The variable r represents the maximum population growth rate whereas K is the carrying capacity (Ruxton & Lima, 1997).

The authors of the paper used the steady states of the different equations in the model to determine the variations in the predator and prey populations (Ruxton & Lima, 1997). By varying fm (maximum rate of change of individuals moving from the breeding population into the suppressing population) positively and significantly i.e., by increasing the breeding suppression, the predator population size has been observed to be unaffected. However, the prey population increases. This effect contributes into stabilizing the predator-prey cycle if the suppression is significantly strong. This happens because the frequency of existing oscillations increases (Ruxton & Lima, 1997). Figure 6 showcases the two of the three possible scenarios with breeding suppression. In Figure 6a, fm  à 0. Consequently, φ (P, B) also goes to zero. This means there is no movement of individuals from the breeding to the suppressor population. We can determine from the same figure that the abrupt growth of the predator population causes the prey population to crash. However, the change is adjusted following a decline in the predator population and recreated once the predator population grows again. This cycle keeps going as long as both populations of predator and prey exist and whether there is suppression or not (Roy et al., 2020; Ruxton & Lima, 1997).  In Figure 6b, where breeding suppression is present but not significant, we can see that a third curve comes into play: the suppressing population.
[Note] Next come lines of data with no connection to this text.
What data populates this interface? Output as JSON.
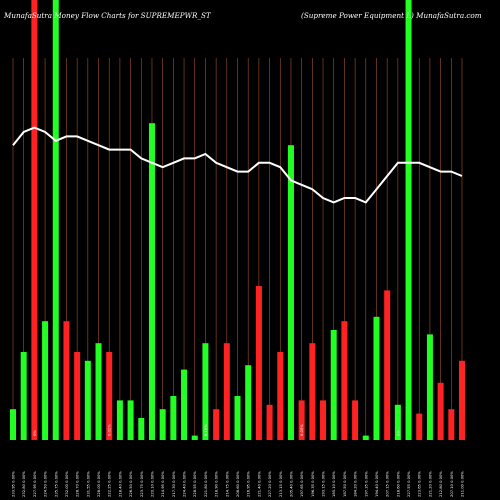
{
  "header": {
    "left": "MunafaSutra Money Flow  Charts for SUPREMEPWR_ST",
    "right": "(Supreme   Power Equipment L) MunafaSutra.com"
  },
  "chart_data": {
    "type": "bar",
    "colors": {
      "up": "#22ff22",
      "down": "#ff2222",
      "line": "#ffffff",
      "grid": "#a0522d",
      "background": "#000000"
    },
    "y_range": [
      0,
      100
    ],
    "categories": [
      "233.95 0.00%",
      "232.80 0.00%",
      "227.95 0.00%",
      "224.50 0.00%",
      "235.75 0.00%",
      "232.00 0.00%",
      "228.70 0.00%",
      "231.55 0.00%",
      "228.00 0.00%",
      "222.25 0.00%",
      "218.40 0.00%",
      "226.50 0.00%",
      "223.75 0.00%",
      "220.10 0.00%",
      "214.95 0.00%",
      "217.30 0.00%",
      "224.40 0.00%",
      "228.55 0.00%",
      "221.80 0.00%",
      "218.90 0.00%",
      "214.75 0.00%",
      "208.60 0.00%",
      "216.95 0.00%",
      "221.40 0.00%",
      "227.20 0.00%",
      "213.15 0.00%",
      "205.40 0.00%",
      "197.65 0.00%",
      "196.35 0.00%",
      "193.15 0.00%",
      "185.10 0.00%",
      "187.50 0.00%",
      "184.20 0.00%",
      "197.35 0.00%",
      "194.40 0.00%",
      "207.15 0.00%",
      "218.60 0.00%",
      "227.55 0.00%",
      "223.65 0.00%",
      "221.20 0.00%",
      "212.80 0.00%",
      "207.10 0.00%",
      "211.00 0.00%"
    ],
    "directions": [
      "up",
      "up",
      "down",
      "up",
      "up",
      "down",
      "down",
      "up",
      "up",
      "down",
      "up",
      "up",
      "up",
      "green_tall",
      "up",
      "up",
      "up",
      "up",
      "up",
      "down",
      "down",
      "up",
      "up",
      "down",
      "down",
      "down",
      "up",
      "red_tall",
      "down",
      "down",
      "up",
      "down",
      "down",
      "up",
      "up",
      "down",
      "up",
      "up",
      "down",
      "up",
      "down",
      "down",
      "down"
    ],
    "values": [
      7,
      20,
      100,
      27,
      100,
      27,
      20,
      18,
      22,
      20,
      9,
      9,
      5,
      72,
      7,
      10,
      16,
      1,
      22,
      7,
      22,
      10,
      17,
      35,
      8,
      20,
      67,
      9,
      22,
      9,
      25,
      27,
      9,
      1,
      28,
      34,
      8,
      100,
      6,
      24,
      13,
      7,
      18
    ],
    "line_values": [
      67,
      70,
      71,
      70,
      68,
      69,
      69,
      68,
      67,
      66,
      66,
      66,
      64,
      63,
      62,
      63,
      64,
      64,
      65,
      63,
      62,
      61,
      61,
      63,
      63,
      62,
      59,
      58,
      57,
      55,
      54,
      55,
      55,
      54,
      57,
      60,
      63,
      63,
      63,
      62,
      61,
      61,
      60
    ],
    "markers": [
      "0%",
      "0.01%",
      "0.16%",
      "0.05%",
      "0%"
    ]
  }
}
Because of the presence of the suppressing population (considered invulnerable for predation), the breeding one recovers faster from a population drop (Jochym & Halle, 2012; Ruxton & Lima, 1997). This happens because individuals from the suppressing population return into a breeding state. This behaviour allows conservation of the prey population and allows for stability of predator-prey cycle. The last scenario where there is a strong breeding suppression will allow for total stability of the cycle (Ruxton & Lima, 1997).

Fig. 6 The changes in population values over time for two integrations of equations (1)–(4). In (a) there is no breeding suppression (Im = 0); in (b) there is breeding suppression but insufficient to stabilize the predator–prey oscillation (Im = 0.04). Adapted from (Ruxton & Lima, 1997).

Conclusion

In conclusion, predator-prey dynamics aren’t straight forward – they do not merely encompass the chase and consumption of prey and cannot always be accurately represented by the Lotka-Volterra model, although it is a useful model for many studies for its simplicity. In fact, many factors such as toxic components including microplastics from the environment, the presence of infectious diseases in species as well as anti-predator behaviours including breeding suppression may require a few modifications of the simplistic Lotka-Volterra model giving rise to different and more complex mathematical models describing the multifaceted interspecies relationships. As such, predator-prey mathematical models can be used for bioengineering applications, such as disease modelling for COVID-19 and toxicity modelling for contaminated ecosystems.